"Good heaven!" cried Cecilia, extremely moved, "is it then your own money for which you sue thus humbly?"

"Yes, madam, for my own just and honest money, as his honour knows, and will tell you himself."

"Impossible!" cried Cecilia, "he cannot know it; but I will take care he shall soon be informed of it. How much is the bill?"

"Two-and-twenty pounds, madam."

"What, no more?"

"Ah, madam, you gentlefolks little think how much that is to poor people! A hard working family, like mine, madam, with the help of 20 pounds will go on for a long while quite in paradise."

"Poor worthy woman!" cried Cecilia, whose eyes were filled with tears of compassion, "if 20 pounds will place you in paradise, and that 20 pounds only your just right, it is hard, indeed, that you should be kept without it; especially when your debtors are too affluent to miss it. Stay here a few moments, and I will bring you the money immediately."

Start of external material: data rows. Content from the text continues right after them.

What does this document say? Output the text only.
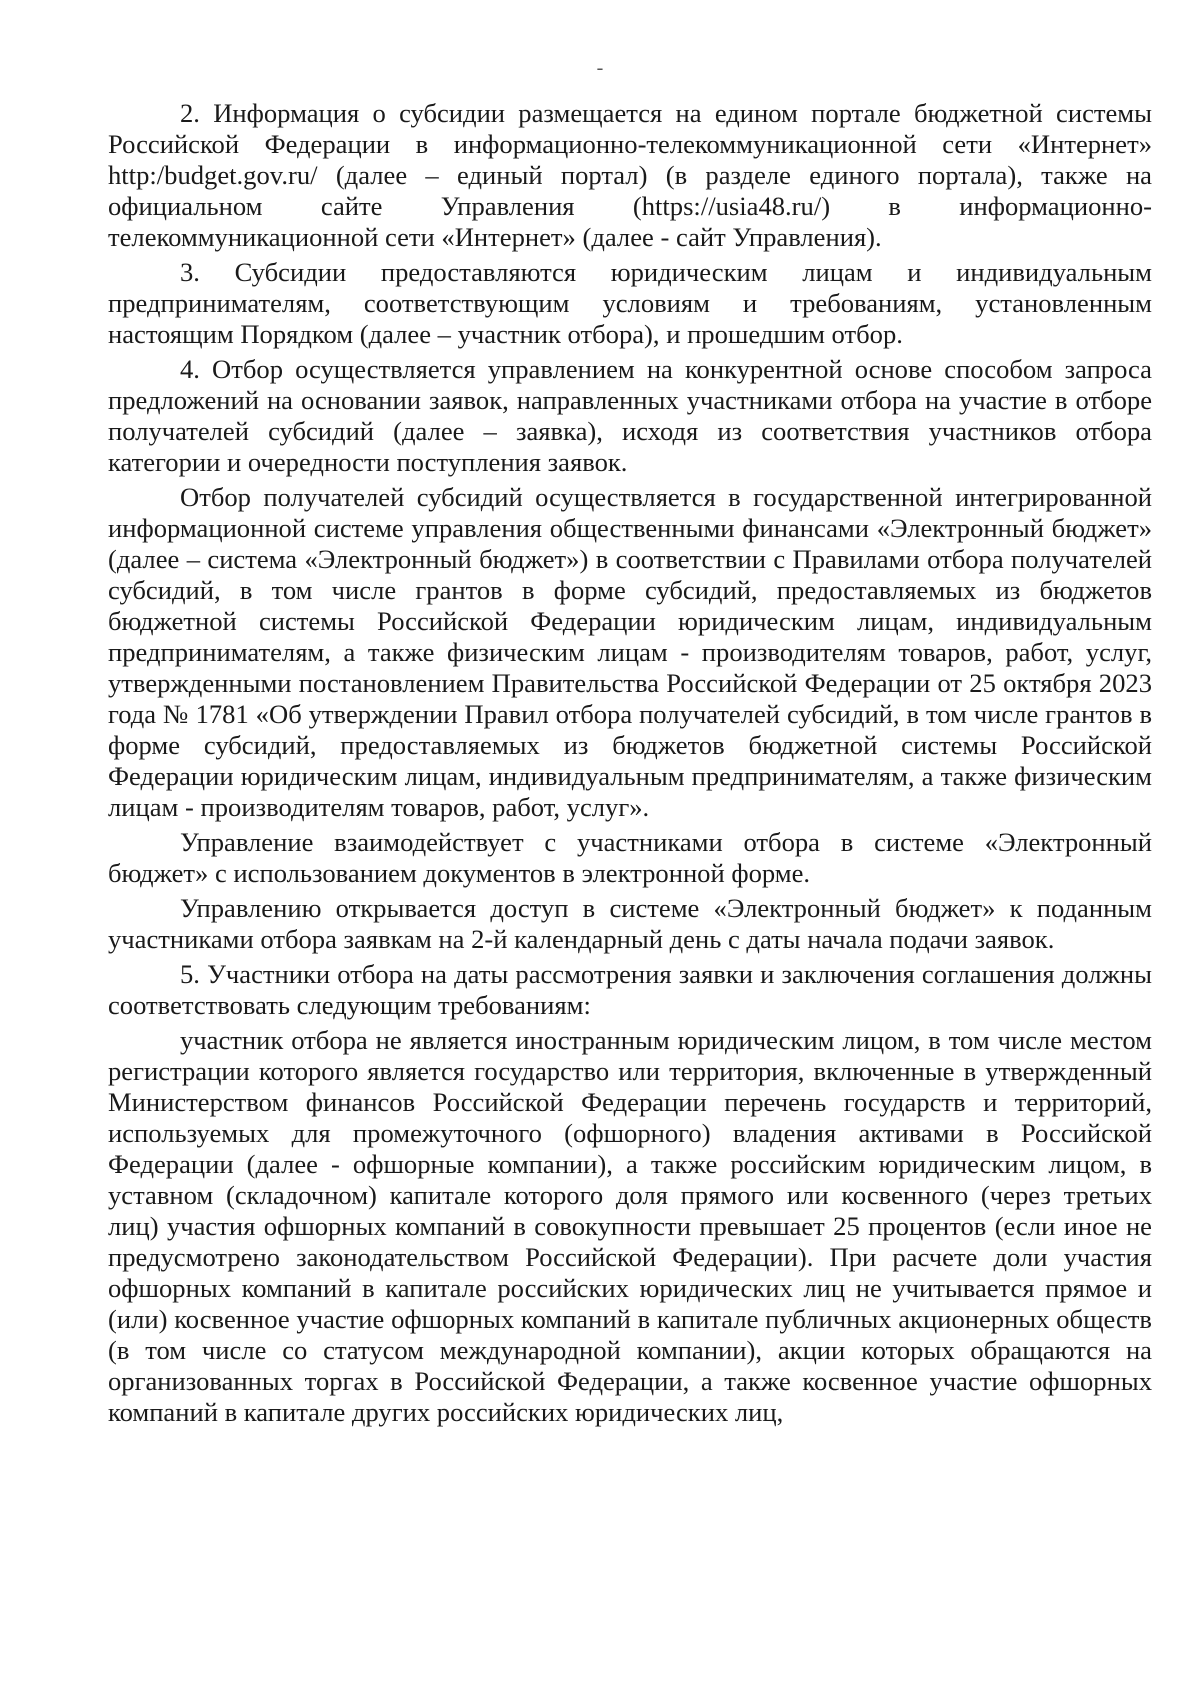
-

2. Информация о субсидии размещается на едином портале бюджетной системы Российской Федерации в информационно-телекоммуникационной сети «Интернет» http:/budget.gov.ru/ (далее – единый портал) (в разделе единого портала), также на официальном сайте Управления (https://usia48.ru/) в информационно-телекоммуникационной сети «Интернет» (далее - сайт Управления).

3. Субсидии предоставляются юридическим лицам и индивидуальным предпринимателям, соответствующим условиям и требованиям, установленным настоящим Порядком (далее – участник отбора), и прошедшим отбор.

4. Отбор осуществляется управлением на конкурентной основе способом запроса предложений на основании заявок, направленных участниками отбора на участие в отборе получателей субсидий (далее – заявка), исходя из соответствия участников отбора категории и очередности поступления заявок.

Отбор получателей субсидий осуществляется в государственной интегрированной информационной системе управления общественными финансами «Электронный бюджет» (далее – система «Электронный бюджет») в соответствии с Правилами отбора получателей субсидий, в том числе грантов в форме субсидий, предоставляемых из бюджетов бюджетной системы Российской Федерации юридическим лицам, индивидуальным предпринимателям, а также физическим лицам - производителям товаров, работ, услуг, утвержденными постановлением Правительства Российской Федерации от 25 октября 2023 года № 1781 «Об утверждении Правил отбора получателей субсидий, в том числе грантов в форме субсидий, предоставляемых из бюджетов бюджетной системы Российской Федерации юридическим лицам, индивидуальным предпринимателям, а также физическим лицам - производителям товаров, работ, услуг».

Управление взаимодействует с участниками отбора в системе «Электронный бюджет» с использованием документов в электронной форме.

Управлению открывается доступ в системе «Электронный бюджет» к поданным участниками отбора заявкам на 2-й календарный день с даты начала подачи заявок.

5. Участники отбора на даты рассмотрения заявки и заключения соглашения должны соответствовать следующим требованиям:

участник отбора не является иностранным юридическим лицом, в том числе местом регистрации которого является государство или территория, включенные в утвержденный Министерством финансов Российской Федерации перечень государств и территорий, используемых для промежуточного (офшорного) владения активами в Российской Федерации (далее - офшорные компании), а также российским юридическим лицом, в уставном (складочном) капитале которого доля прямого или косвенного (через третьих лиц) участия офшорных компаний в совокупности превышает 25 процентов (если иное не предусмотрено законодательством Российской Федерации). При расчете доли участия офшорных компаний в капитале российских юридических лиц не учитывается прямое и (или) косвенное участие офшорных компаний в капитале публичных акционерных обществ (в том числе со статусом международной компании), акции которых обращаются на организованных торгах в Российской Федерации, а также косвенное участие офшорных компаний в капитале других российских юридических лиц,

Away she flew, and returned to the breakfast room, but found there only Mr Arnott, who told her that Mr Harrel was in the library, with his sister and some gentlemen. Cecilia briefly related her business, and begged he would inform Mr Harrel she wished to speak to him directly. Mr Arnott shook his head, but obeyed.

They returned together, and immediately.

"Miss Beverley," cried Mr Harrel, gaily, "I am glad you are not gone, for we want much to consult with you. Will you come up stairs?"

"Presently," answered she; "but first I must speak to you about a poor woman with whom I have accidentally been talking, who has begged me to intercede with you to pay a little debt that she thinks you have forgotten, but that probably you have never heard mentioned."

"A debt?" cried he, with an immediate change of countenance, "to whom?"

"Her name, I think, is Hill; she is wife to the carpenter you employed about a new temple at Violet-Bank."

"O, what--what, that woman?--Well, well, I'll see she shall be paid. Come, let us go to the library."

"What, with my commission so ill executed? I promised to petition for her to have the money directly."

"Pho, pho, there's no such hurry; I don't know what I have done with her bill."

"I'll run and get another."

"O upon no account! She may send another in two or three days. She deserves to wait a twelvemonth for her impertinence in troubling you at all about it."

"That was entirely accidental: but indeed you must give me leave to perform my promise and plead for her. It must be almost the same to you whether you pay such a trifle as 20 pounds now or a month hence, and to this poor woman the difference seems little short of life or death, for she tells me her husband is dying, and her children are half-famished; and though she looks an object of the cruellest want and distress herself, she appears to be their only support."